By: Nonie Arora

Duke student Mary Chavarria had the opportunity to learn how animals are treated in an indigenous community in Costa Rica. Chavarria is a junior from Los Angeles, California studying evolutionary anthropology. An avid traveler, she is a also a member of Round Table and on the executive broad of the Duke Undergraduate Bioethics Society.

Chavarria and her group members presenting their findings. Credit: Mary Chavarria

Chavarria and her group members presenting their findings. Credit: Mary Chavarria

Last semester, she studied abroad in Costa Rica through the Duke OTS program on tropical medicine & global health. In addition to taking classes on tropical medicine and field ethnobiology, Chavarria had the opportunity to complete a research project while in the region.

The minister of health for the region presented the students with potential topics that he believed ought to be investigated for the indigenous communities. There was a range of projects: dental health, isolated older adults, social groups and pets. Chavarria and her group chose to research how pets were perceived and the health of pets in the community.

Her group wanted to know how perceptions of animals influence their health as pets and how this would correlate with zoonosis, the transfer of disease from animals to humans. To determine perceptions of animals, they developed a survey to use in a school.

“We knew that it would be difficult to just go house to house. We would have to hike between them and there are mountains in between. We decided that the best way to access most people reliably would be to go to a school,” Chavarria explained.

They asked questions like:

  • Do you like your pet?
  • Do you play with it?
  • Why do you have a pet?
The team meets with students to ask them about pets. Credit: Mary Chavarria

The team meets with students to ask them about pets. Credit: Mary Chavarria

They surveyed 70 kids from elementary and middle school. Their response rate was almost one hundred percent since they administered the survey in classrooms.

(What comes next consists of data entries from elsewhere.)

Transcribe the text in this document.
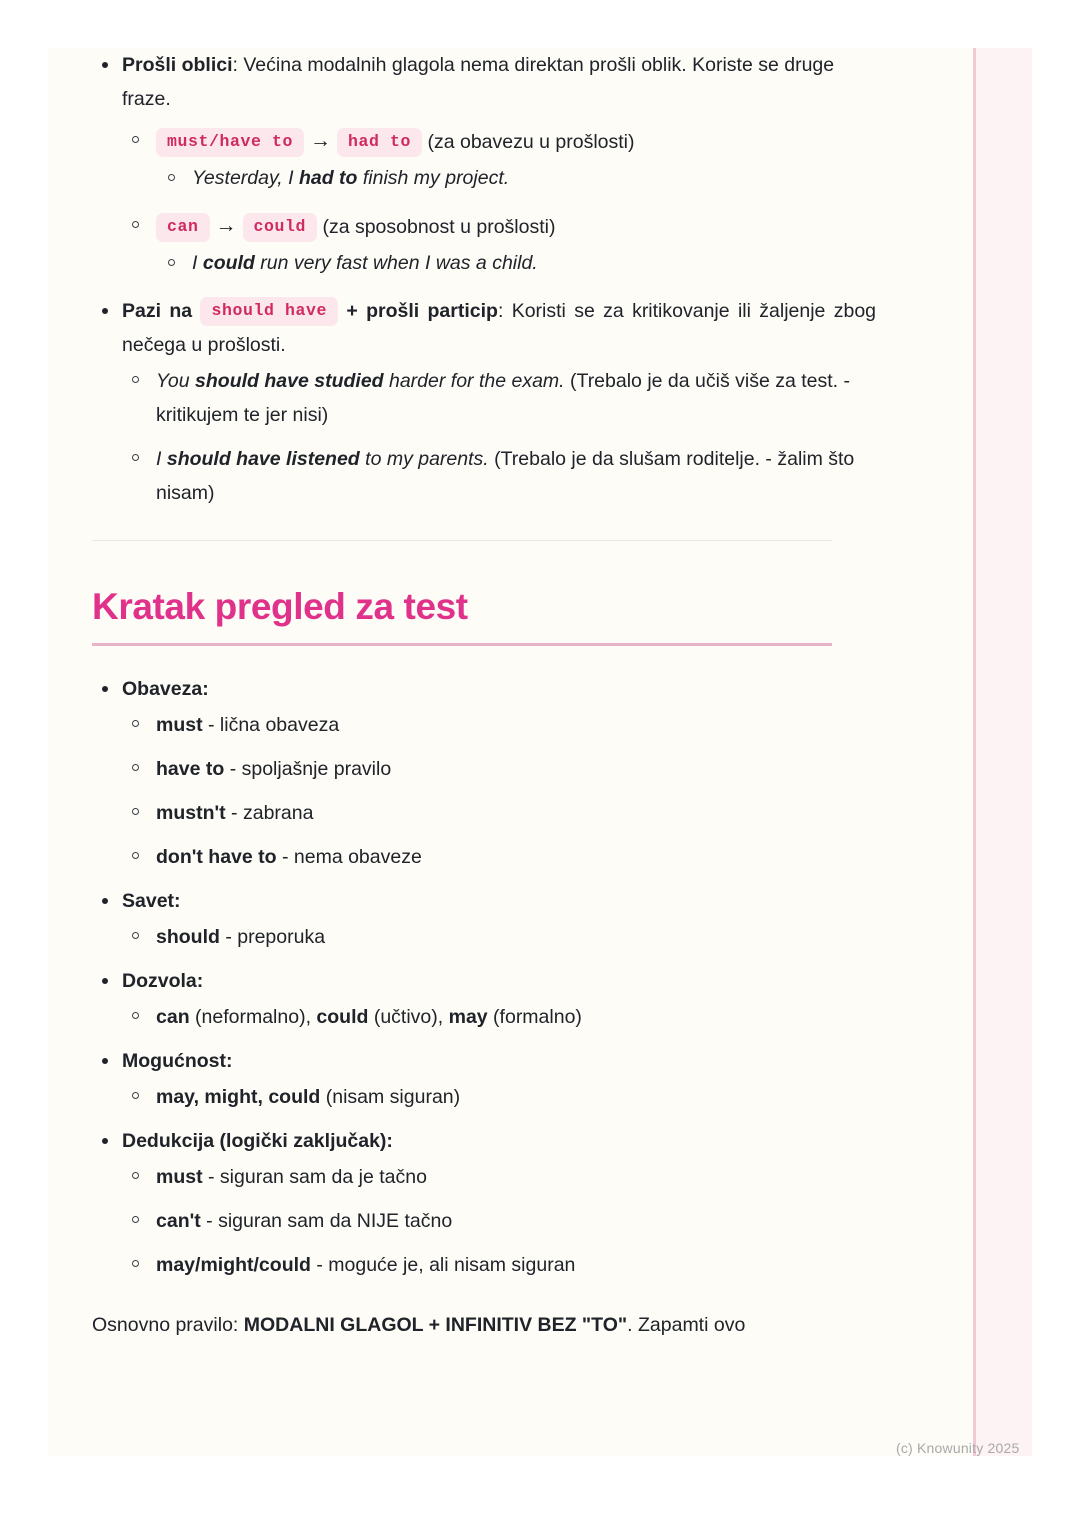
Prošli oblici: Većina modalnih glagola nema direktan prošli oblik. Koriste se druge fraze.
must/have to → had to (za obavezu u prošlosti)
Yesterday, I had to finish my project.
can → could (za sposobnost u prošlosti)
I could run very fast when I was a child.
Pazi na should have + prošli particip: Koristi se za kritikovanje ili žaljenje zbog nečega u prošlosti.
You should have studied harder for the exam. (Trebalo je da učiš više za test. - kritikujem te jer nisi)
I should have listened to my parents. (Trebalo je da slušam roditelje. - žalim što nisam)
Kratak pregled za test
Obaveza:
must - lična obaveza
have to - spoljašnje pravilo
mustn't - zabrana
don't have to - nema obaveze
Savet:
should - preporuka
Dozvola:
can (neformalno), could (učtivo), may (formalno)
Mogućnost:
may, might, could (nisam siguran)
Dedukcija (logički zaključak):
must - siguran sam da je tačno
can't - siguran sam da NIJE tačno
may/might/could - moguće je, ali nisam siguran
Osnovno pravilo: MODALNI GLAGOL + INFINITIV BEZ "TO". Zapamti ovo
(c) Knowunity 2025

“We found that pets were not treated as you or I may consider [treating a pet]: groomed or walked. They were utilitarian, to put it gently. The pets were skinny,” Chavarria explained.

“While the animals were skinny, people also don’t have great nutrition in this under-resourced region. People would feed them parts of what they were eating, which wasn’t supremely nutritious for humans, and [was] even less so for dogs,” Chavarria said.

Chavarria’s team also found that people in the region really didn’t know the extent to which diseases could be transmitted between humans and animals. Scabies, spread by a parasite that causes similar diseases in humans and dogs, is a problem in the region, she added.

Ultimately, Chavarria believes that better awareness of disease transmission between animals and humans and better treatment of animals has the potential to reduce human disease.